Firefox Memory Usage

It's been a while since pavlov last visited optimizing memory usage in Firefox, which resulted in a switch to jemalloc. Since then, I decided to take a closer look at memory allocation. Using dtrace to attach to an existing running Firefox process, I traced the arguments for each calls of malloc() and calloc(). The trace file was observed over a day of Firefox usage, resulting in a 1.7GB trace file. The histogram derived from the trace looks like this:

The x axis is the object size, and the y axis is the total number of requests of that size. This is admittedly not very interesting. All it says is that there is a lot of small-sized allocation, but the different sizes are pretty spread out. There is occasionally very large requests.

I decided to aggregate object sizes into size classes in the same way jemalloc and dlmalloc does it: there is one class for each sizes <= 512 bytes in 8 byte increments, and sizes above that are grouped to their power of 2 ceilings. There is a bin for each 0, 8, 16, 24, 32, ..., 504, 512 size classes, and 513--1024, 1025--2048, 2049--4096, ... size classes. The resulting aggregated histogram, plotted with x axis on the log scale, looks like this.

It appears that both allocators would probably perform well for most sizes, since the sizes 512 bytes and under are managed using lists with O(1) insertion and removal. However, the 1024--2048 class may be a bit of a concern. Here is the linear scaled histogram zoomed in to this range:

Although it can't be seen easily from the figure, there are two significant peaks at exact sizes 1040 and 1047 bytes.

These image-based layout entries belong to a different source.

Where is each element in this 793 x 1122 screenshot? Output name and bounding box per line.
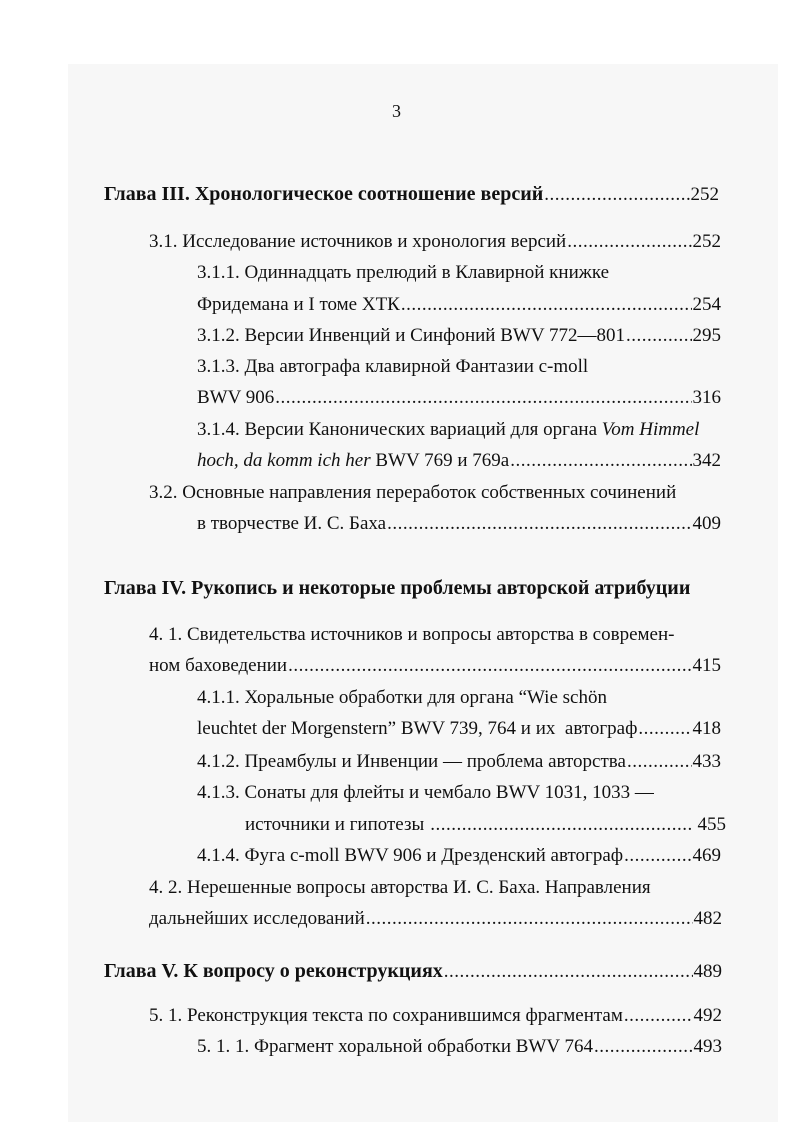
page-ref: 493 bbox=[693, 1036, 722, 1057]
toc-section-3-1-4-line1[interactable] bbox=[197, 418, 699, 442]
leader-dots bbox=[387, 512, 691, 536]
work-title-italic: hoch, da komm ich her bbox=[197, 450, 371, 471]
page-ref: 254 bbox=[692, 294, 721, 315]
toc-section-4-2-line1[interactable]: 4. 2. Нерешенные вопросы авторства И. С. Баха. Направления bbox=[149, 877, 651, 898]
page-ref: 455 bbox=[697, 814, 726, 835]
toc-section-3-2[interactable] bbox=[197, 512, 721, 536]
toc-section-5-1[interactable] bbox=[149, 1004, 722, 1028]
section-title: 4.1.2. Преамбулы и Инвенции — проблема авторства bbox=[197, 751, 626, 772]
section-title: 5. 1. Реконструкция текста по сохранившимся фрагментам bbox=[149, 1005, 623, 1026]
section-title: 3.1. Исследование источников и хронология версий bbox=[149, 231, 567, 252]
leader-dots bbox=[288, 654, 691, 678]
page-ref: 342 bbox=[692, 450, 721, 471]
section-title: 3.1.2. Версии Инвенций и Синфоний BWV 772—801 bbox=[197, 325, 625, 346]
section-title: в творчестве И. С. Баха bbox=[197, 513, 387, 534]
leader-dots bbox=[444, 960, 693, 984]
toc-section-4-1-1[interactable] bbox=[197, 717, 721, 741]
section-title: дальнейших исследований bbox=[149, 908, 365, 929]
toc-section-3-2-line1[interactable]: 3.2. Основные направления переработок собственных сочинений bbox=[149, 482, 677, 503]
page-ref: 252 bbox=[690, 184, 719, 205]
toc-section-4-1-4[interactable] bbox=[197, 844, 721, 868]
leader-dots bbox=[544, 183, 689, 207]
page-ref: 469 bbox=[692, 845, 721, 866]
toc-section-5-1-1[interactable] bbox=[197, 1035, 722, 1059]
toc-section-3-1-3-line1[interactable]: 3.1.3. Два автографа клавирной Фантазии c-moll bbox=[197, 356, 589, 377]
section-title-rest: BWV 769 и 769а bbox=[370, 450, 510, 471]
leader-dots bbox=[627, 750, 692, 774]
toc-section-3-1-3[interactable] bbox=[197, 386, 721, 410]
toc-section-4-2[interactable] bbox=[149, 907, 722, 931]
toc-section-3-1[interactable] bbox=[149, 230, 721, 254]
toc-section-4-1[interactable] bbox=[149, 654, 721, 678]
leader-dots bbox=[275, 386, 691, 410]
leader-dots bbox=[626, 324, 692, 348]
toc-section-3-1-4[interactable] bbox=[197, 449, 721, 473]
page-number: 3 bbox=[392, 101, 401, 121]
toc-section-4-1-line1[interactable]: 4. 1. Свидетельства источников и вопросы авторства в современ- bbox=[149, 624, 675, 645]
toc-section-3-1-1[interactable] bbox=[197, 293, 721, 317]
section-title bbox=[197, 449, 509, 473]
page-ref: 418 bbox=[692, 718, 721, 739]
leader-dots bbox=[594, 1035, 693, 1059]
toc-chapter-3[interactable] bbox=[104, 182, 719, 207]
leader-dots bbox=[430, 813, 691, 837]
toc-section-3-1-2[interactable] bbox=[197, 324, 721, 348]
leader-dots bbox=[366, 907, 693, 931]
section-title: 4.1.4. Фуга c-moll BWV 906 и Дрезденский автограф bbox=[197, 845, 624, 866]
chapter-title: Глава III. Хронологическое соотношение версий bbox=[104, 183, 544, 205]
toc-section-4-1-3[interactable] bbox=[245, 813, 726, 837]
page-ref: 316 bbox=[692, 387, 721, 408]
toc-chapter-5[interactable] bbox=[104, 959, 722, 984]
section-title: 3.1.4. Версии Канонических вариаций для органа bbox=[197, 419, 602, 440]
page-ref: 409 bbox=[692, 513, 721, 534]
section-title: Фридемана и I томе ХТК bbox=[197, 294, 400, 315]
toc-section-4-1-2[interactable] bbox=[197, 750, 721, 774]
page-ref: 492 bbox=[693, 1005, 722, 1026]
leader-dots bbox=[567, 230, 691, 254]
page-ref: 482 bbox=[693, 908, 722, 929]
work-title-italic: Vom Himmel bbox=[601, 419, 700, 440]
page-ref: 433 bbox=[692, 751, 721, 772]
section-title: leuchtet der Morgenstern” BWV 739, 764 и их автограф bbox=[197, 718, 638, 739]
leader-dots bbox=[510, 449, 691, 473]
leader-dots bbox=[624, 1004, 693, 1028]
section-title: 5. 1. 1. Фрагмент хоральной обработки BWV 764 bbox=[197, 1036, 593, 1057]
page-ref: 415 bbox=[692, 655, 721, 676]
section-title: BWV 906 bbox=[197, 387, 275, 408]
section-title: ном баховедении bbox=[149, 655, 288, 676]
section-title: источники и гипотезы bbox=[245, 814, 425, 835]
page-ref: 252 bbox=[692, 231, 721, 252]
leader-dots bbox=[638, 717, 691, 741]
toc-chapter-4[interactable]: Глава IV. Рукопись и некоторые проблемы авторской атрибуции bbox=[104, 577, 691, 599]
leader-dots bbox=[401, 293, 692, 317]
leader-dots bbox=[624, 844, 691, 868]
chapter-title: Глава V. К вопросу о реконструкциях bbox=[104, 960, 443, 982]
toc-section-4-1-3-line1[interactable]: 4.1.3. Сонаты для флейты и чембало BWV 1031, 1033 — bbox=[197, 782, 654, 803]
toc-section-3-1-1-line1[interactable]: 3.1.1. Одиннадцать прелюдий в Клавирной книжке bbox=[197, 262, 610, 283]
toc-section-4-1-1-line1[interactable]: 4.1.1. Хоральные обработки для органа “Wie schön bbox=[197, 687, 607, 708]
page-ref: 295 bbox=[692, 325, 721, 346]
page-ref: 489 bbox=[693, 961, 722, 982]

Given this information, is jemalloc a good choice? Probably not. That's because jemalloc rounds object sizes up to a power of 2 number for objects between 512 bytes and 1MB, so objects that are 1040 and 1047 bytes will have 2048 bytes allocated for them. That is a large amount of internal fragmentation.

The Doug Lea allocator dlmalloc, on the other hand, does not round sizes up like that. The power of 2 binning for large objects is only for the purpose of locating the object size class. Each size class is a doubly linked list of objects of the same size, with O(1) insertion and removal.

However, this seems to contradict another finding by pavlov, namely that jemalloc gives better fragmentation results than the default glibc malloc, which is based on dlmalloc. The explanation is that dlmalloc can be subject to external fragmentation when it has a mix of small and large objects on the heap. Jemalloc's use of array-based segregated heap for small objects and buddy-system like heap for large objects trades off external fragmentation for internal fragmentation.

I have a hunch that combining dlmalloc and jemalloc strategies might yield further improvement. Namely, for small sizes, use array-based segregated heap like jemalloc. For large sizes, use coalesceable heap like dlmalloc. This avoids the mixing of small and large objects on the same heap, so external fragmentation could be reduced with no impact on internal fragmentation.